You have to make the case for owning them, not for sport or hunting, but self-defense and defense against tyranny.
The sad part is that while true, these arguments make little ground among the unconvinced, and none at all with the anti-gun bigots.
The simple truth, recognized but never admitted to, is that the ant-gun people
are the tyranny that we must guard against.
Both in and out of government. Matters not if their paycheck comes from tax dollars, or Bloomberg or Soros, it is their actions and words that matter.
Just because they don't wear swastika armbands doesn't mean they aren't tyranny.
As to personal protection, many don't recognize that as a right, or that using a gun to do it is a valid option. They believe we should not do it, that is what the police are for. And even the ones that do admit that while we shouldn't have to, we do need to use guns for protection sometimes, they argue that weapons like the AR are neither useful, nor suitable for self defense, and therefore should be banned.
If you want to argue over the effect of violent video games, fine, but don't stop there. Recognize that it isn't just video games, its everything on a screen 24/7.

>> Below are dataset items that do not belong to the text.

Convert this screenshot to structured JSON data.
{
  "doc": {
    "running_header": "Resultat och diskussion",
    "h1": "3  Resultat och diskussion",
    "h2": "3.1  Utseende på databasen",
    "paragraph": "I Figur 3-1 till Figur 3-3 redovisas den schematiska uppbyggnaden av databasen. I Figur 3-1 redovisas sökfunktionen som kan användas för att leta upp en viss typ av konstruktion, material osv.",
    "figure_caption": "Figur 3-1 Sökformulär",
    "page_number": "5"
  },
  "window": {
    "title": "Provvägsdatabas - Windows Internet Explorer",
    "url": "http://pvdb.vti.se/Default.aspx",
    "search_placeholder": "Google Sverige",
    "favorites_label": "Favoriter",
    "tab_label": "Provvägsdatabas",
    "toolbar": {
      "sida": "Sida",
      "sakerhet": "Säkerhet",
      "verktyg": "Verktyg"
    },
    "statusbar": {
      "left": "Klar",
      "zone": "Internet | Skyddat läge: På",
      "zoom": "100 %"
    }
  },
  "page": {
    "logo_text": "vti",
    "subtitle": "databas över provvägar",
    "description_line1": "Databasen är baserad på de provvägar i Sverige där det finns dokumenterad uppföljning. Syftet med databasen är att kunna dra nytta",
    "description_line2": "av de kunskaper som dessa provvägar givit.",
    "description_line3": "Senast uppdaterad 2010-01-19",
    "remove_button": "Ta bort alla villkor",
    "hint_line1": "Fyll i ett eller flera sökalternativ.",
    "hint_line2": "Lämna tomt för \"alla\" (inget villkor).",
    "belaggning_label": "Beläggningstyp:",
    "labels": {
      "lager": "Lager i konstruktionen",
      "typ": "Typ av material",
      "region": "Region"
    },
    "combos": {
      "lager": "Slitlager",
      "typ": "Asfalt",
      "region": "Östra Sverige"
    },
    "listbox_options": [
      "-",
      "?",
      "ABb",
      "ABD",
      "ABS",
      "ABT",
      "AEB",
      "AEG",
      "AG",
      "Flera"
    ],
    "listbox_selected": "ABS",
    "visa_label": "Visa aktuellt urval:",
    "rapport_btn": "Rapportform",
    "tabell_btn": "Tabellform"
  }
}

Don't just look at games, look at everything seen on a screen, in home, in theaters, and today in your pocket and your car. Realize that on a subconscious level (and sometimes a conscious level) our "entertainment" are training films.
The generations in the 1930s and 40s didn't have tv. They had radios, and those well off enough, might go to the movies, once a week, or so. By the 50s and 60s, TV got into many, then most homes, and it ran from around 6am to midnight, and was shut down the rest of the time. In the 70s, and on up, we got TV that never went off the air (cable, at first, now satellite, as well),
Combine that with general greed, and the constant need to go "further" in nearly every aspect, but especially in violence, in order to attract viewers, and we have gotten past just realistic looking violence and into unrealistic fantasy graphic violence. And the public eats it up. People don't just fall down when shot in the movies today, they "splatter".

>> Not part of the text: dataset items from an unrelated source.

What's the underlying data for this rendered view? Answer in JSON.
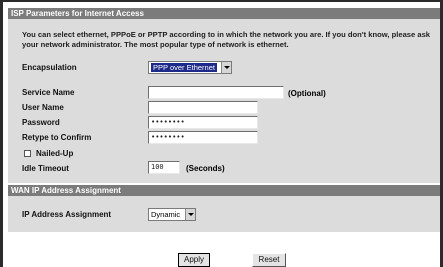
{
  "isp_section": {
    "title": "ISP Parameters for Internet Access",
    "intro": "You can select ethernet, PPPoE or PPTP according to in which the network you are. If you don't know, please ask your network administrator. The most popular type of network is ethernet."
  },
  "form": {
    "encapsulation_label": "Encapsulation",
    "encapsulation_value": "PPP over Ethernet",
    "service_name_label": "Service Name",
    "service_name_value": "",
    "service_name_suffix": "(Optional)",
    "user_name_label": "User Name",
    "user_name_value": "",
    "password_label": "Password",
    "password_value": "••••••••",
    "retype_label": "Retype to Confirm",
    "retype_value": "••••••••",
    "nailed_up_label": "Nailed-Up",
    "nailed_up_checked": false,
    "idle_timeout_label": "Idle Timeout",
    "idle_timeout_value": "100",
    "idle_timeout_suffix": "(Seconds)"
  },
  "wan_section": {
    "title": "WAN IP Address Assignment",
    "ip_assignment_label": "IP Address Assignment",
    "ip_assignment_value": "Dynamic"
  },
  "buttons": {
    "apply_label": "Apply",
    "reset_label": "Reset"
  }
}
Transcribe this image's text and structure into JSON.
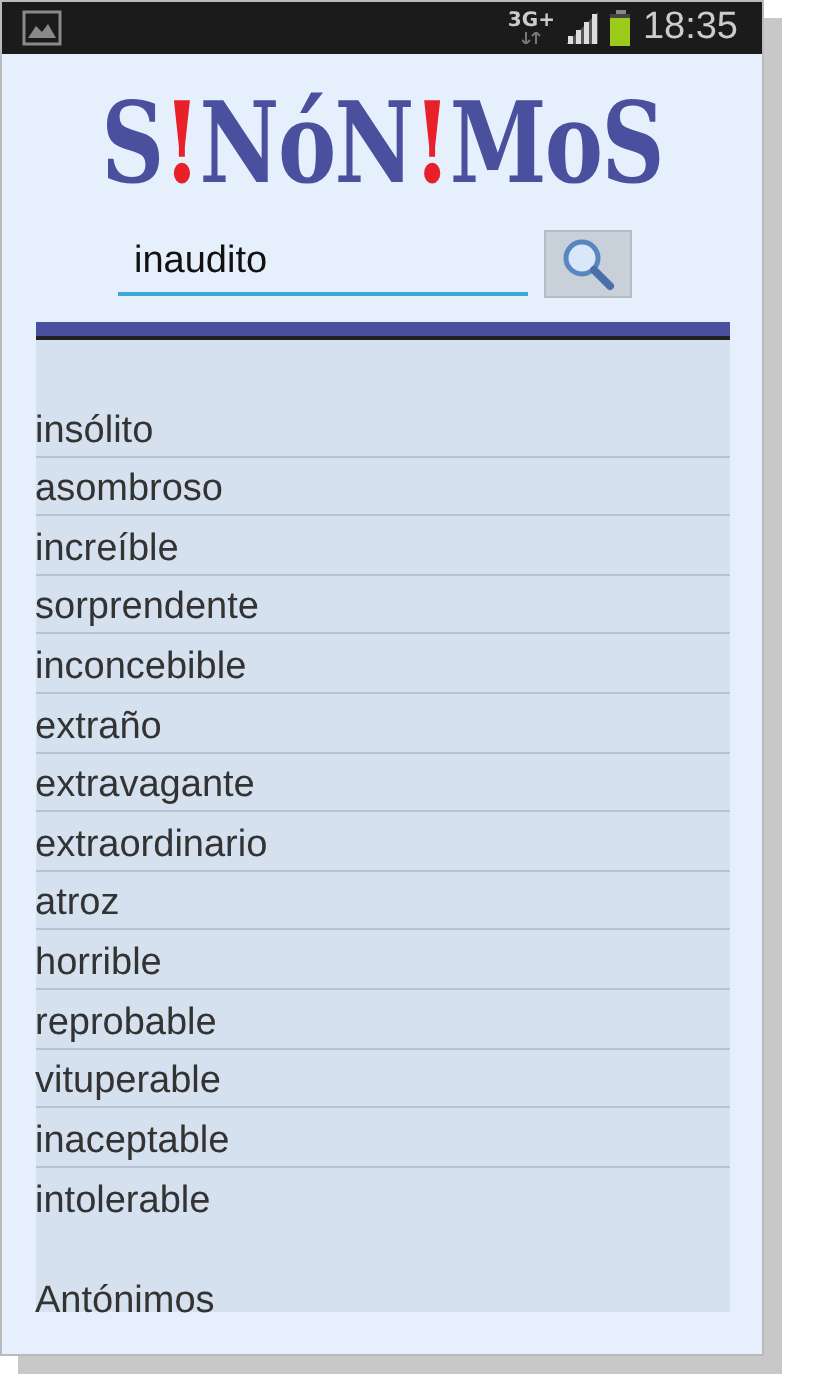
{
  "status_bar": {
    "network": "3G+",
    "time": "18:35"
  },
  "logo": {
    "letters": [
      {
        "text": "S",
        "color": "#4a4f9e"
      },
      {
        "text": "!",
        "color": "#e8202a"
      },
      {
        "text": "N",
        "color": "#4a4f9e"
      },
      {
        "text": "ó",
        "color": "#4a4f9e"
      },
      {
        "text": "N",
        "color": "#4a4f9e"
      },
      {
        "text": "!",
        "color": "#e8202a"
      },
      {
        "text": "M",
        "color": "#4a4f9e"
      },
      {
        "text": "o",
        "color": "#4a4f9e"
      },
      {
        "text": "S",
        "color": "#4a4f9e"
      }
    ]
  },
  "search": {
    "value": "inaudito"
  },
  "synonyms": [
    "insólito",
    "asombroso",
    "increíble",
    "sorprendente",
    "inconcebible",
    "extraño",
    "extravagante",
    "extraordinario",
    "atroz",
    "horrible",
    "reprobable",
    "vituperable",
    "inaceptable",
    "intolerable"
  ],
  "antonyms_heading": "Antónimos"
}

One doesn't need any study to recognize that with many things, the more you are exposed to something, the more tolerant of it you become.
Back ages ago, about the time we started getting 24/7 tv, someone did a "study", sorry I don't remember who or exactly when, I do remember one of the points they claimed was that the average American child had witnessed some 17,000 (seventeen thousand) murders on TV by the time they were 18. And the point was brought up pondering how this could possibly be a good thing for our society...
Now, today with our 24/7 entertainment cycle (and I include the "news" in that) and video games, I'm confident the number of murders witnessed (and performed in games) is much higher.
Yes, there are many other factors involved, I'm not discounting them, just not addressing them here. Just want to make the point that we have been "training" a couple of generations subtly (and sometimes not so subtly), via the TV & movie screen, and that has to have had an effect.